The warmth spread in a rush of pleasure and guilt. His heart started to thaw a little. So did Wei’s
qi
. A thin strand of it began to flow, slowly like honey in winter, gradually moving into his limbs. The ghost fingers fell away.
He hurt all over, but none of his bones had broken in the fall. And at least he wasn’t numb. He could see nothing, but he was no longer afraid of the dark. His hand touched something smooth and wooden. It was his staff. He used it to struggle to his feet. His instinct was to crawl back up the slope he had fallen down, but the
qi
flowed to his legs and his feet turned him round. He walked in the opposite direction along another tunnel, further away from the cave where they had entered the mountain. He didn’t resist. He had to find Kai. And with his brother’s help he could do it.
He focused his mind and spoke to Kai with his thoughts.
Where are you?
There was no reply. Tao still couldn’t see, but his other senses were beginning to thaw. He could hear water dripping. He could feel the whisper of air that Kai had mentioned. He took tiny steps, his staff held out to alert him to any obstacles. He felt more of the huge icicles hanging from the cave ceiling and protruding from the cave floor. They were thick and slippery with moisture, but now that his body had thawed, he realised they were not as icy cold as he had thought. He licked his fingers. They were wet with water that tasted of minerals. He realised that they were made of rock, not ice.
Tao could hear a faint sound in his mind. It reminded him of his father sharpening his wood-carving tools on a stone. The sound grew a little louder. It was mixed with the low toll of a cracked bell. Tao moved towards it. He felt his way through this strange forest of stone. He could hear water dripping from the ceiling.
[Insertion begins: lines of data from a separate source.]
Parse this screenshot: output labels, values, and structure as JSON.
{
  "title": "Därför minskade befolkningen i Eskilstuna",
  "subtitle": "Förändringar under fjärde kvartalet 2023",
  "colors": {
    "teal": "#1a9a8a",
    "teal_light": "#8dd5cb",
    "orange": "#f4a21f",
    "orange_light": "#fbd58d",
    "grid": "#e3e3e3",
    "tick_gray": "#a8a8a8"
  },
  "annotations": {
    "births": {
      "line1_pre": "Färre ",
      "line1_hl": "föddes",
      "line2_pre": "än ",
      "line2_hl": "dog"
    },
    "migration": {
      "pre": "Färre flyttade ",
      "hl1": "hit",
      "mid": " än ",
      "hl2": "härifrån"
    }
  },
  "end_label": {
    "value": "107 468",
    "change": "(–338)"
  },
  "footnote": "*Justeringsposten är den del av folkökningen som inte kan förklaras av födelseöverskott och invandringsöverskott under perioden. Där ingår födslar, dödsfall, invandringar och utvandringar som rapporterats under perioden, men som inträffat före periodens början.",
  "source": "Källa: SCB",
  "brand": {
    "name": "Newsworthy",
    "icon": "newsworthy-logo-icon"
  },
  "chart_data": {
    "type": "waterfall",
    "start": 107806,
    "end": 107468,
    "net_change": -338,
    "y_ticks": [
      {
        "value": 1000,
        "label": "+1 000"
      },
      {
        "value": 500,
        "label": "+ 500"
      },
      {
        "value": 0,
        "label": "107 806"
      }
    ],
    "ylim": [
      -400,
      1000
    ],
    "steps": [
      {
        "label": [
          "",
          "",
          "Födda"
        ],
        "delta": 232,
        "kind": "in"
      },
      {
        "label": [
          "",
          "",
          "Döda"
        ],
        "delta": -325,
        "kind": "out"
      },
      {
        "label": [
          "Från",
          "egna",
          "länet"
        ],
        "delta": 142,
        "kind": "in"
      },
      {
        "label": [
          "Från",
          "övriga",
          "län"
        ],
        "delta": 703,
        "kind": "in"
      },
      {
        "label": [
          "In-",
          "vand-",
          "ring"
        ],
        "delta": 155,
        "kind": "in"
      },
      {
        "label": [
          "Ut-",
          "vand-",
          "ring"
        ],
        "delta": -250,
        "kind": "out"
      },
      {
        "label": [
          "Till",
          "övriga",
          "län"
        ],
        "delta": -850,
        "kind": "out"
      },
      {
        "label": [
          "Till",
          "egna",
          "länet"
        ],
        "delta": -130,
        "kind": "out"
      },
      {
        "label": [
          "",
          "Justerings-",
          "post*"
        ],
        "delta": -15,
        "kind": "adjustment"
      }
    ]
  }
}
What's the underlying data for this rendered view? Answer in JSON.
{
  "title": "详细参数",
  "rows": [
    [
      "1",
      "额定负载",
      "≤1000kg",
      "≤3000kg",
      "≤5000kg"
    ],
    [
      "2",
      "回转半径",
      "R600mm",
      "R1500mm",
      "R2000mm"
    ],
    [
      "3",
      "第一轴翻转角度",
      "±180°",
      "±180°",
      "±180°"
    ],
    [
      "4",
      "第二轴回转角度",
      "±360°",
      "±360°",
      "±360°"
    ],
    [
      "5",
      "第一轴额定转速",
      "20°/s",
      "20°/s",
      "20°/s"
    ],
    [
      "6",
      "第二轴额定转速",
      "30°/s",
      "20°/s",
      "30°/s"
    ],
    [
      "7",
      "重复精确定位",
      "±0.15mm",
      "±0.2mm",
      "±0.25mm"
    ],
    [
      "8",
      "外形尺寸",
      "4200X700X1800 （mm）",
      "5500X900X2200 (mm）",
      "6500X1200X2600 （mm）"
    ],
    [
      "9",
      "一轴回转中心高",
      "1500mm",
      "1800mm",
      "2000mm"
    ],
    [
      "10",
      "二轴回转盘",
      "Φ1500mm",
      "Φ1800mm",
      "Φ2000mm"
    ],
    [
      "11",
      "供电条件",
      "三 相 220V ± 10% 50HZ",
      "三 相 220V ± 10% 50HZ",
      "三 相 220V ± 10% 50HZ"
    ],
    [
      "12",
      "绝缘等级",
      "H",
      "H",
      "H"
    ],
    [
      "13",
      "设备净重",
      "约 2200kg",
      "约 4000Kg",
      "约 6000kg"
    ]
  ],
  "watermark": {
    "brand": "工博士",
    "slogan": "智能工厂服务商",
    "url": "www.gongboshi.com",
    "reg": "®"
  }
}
He felt the drips on his face and hands. He was beginning to understand the world of the blind.
His foot struck something soft. He heard a different sound. “Ooof.” And there was a new smell. A faint whiff of salty fish mixed with plums on the turn.
“Kai.” He kneeled down and ran his hands over the dragon’s scales as if they were smooth and soft, like satin, not rough and scratchy. “Are you hurt?”
“Frozen.” The dragon’s voice was faint in his head.
Tao felt the shape of the dragon’s great body. He was lying coiled in a knot, his nose buried beneath his back paws, his tail drawn up through the centre of the coil.
“Hungry ghost,” the dragon whispered.
“It’s okay, Kai. The ghosts won’t hurt us.”
“Trip. Freeze.”
“Yes, but they did this to us because they want us to help them into their next life.”
Though dragons had no religion, Tao knew that Kai had more faith in the old beliefs than in the words of Buddha. He didn’t believe that after death a creature’s soul moved into a different body and began another life. He believed that the souls of the dead lingered near their graves. If these souls didn’t get offerings of food and a comfortable place to spend their afterlife, they would turn into hungry ghosts. They would punish whoever they thought was responsible for neglecting them. That’s what the people of Huaxia had believed before they were shown the way of Buddha.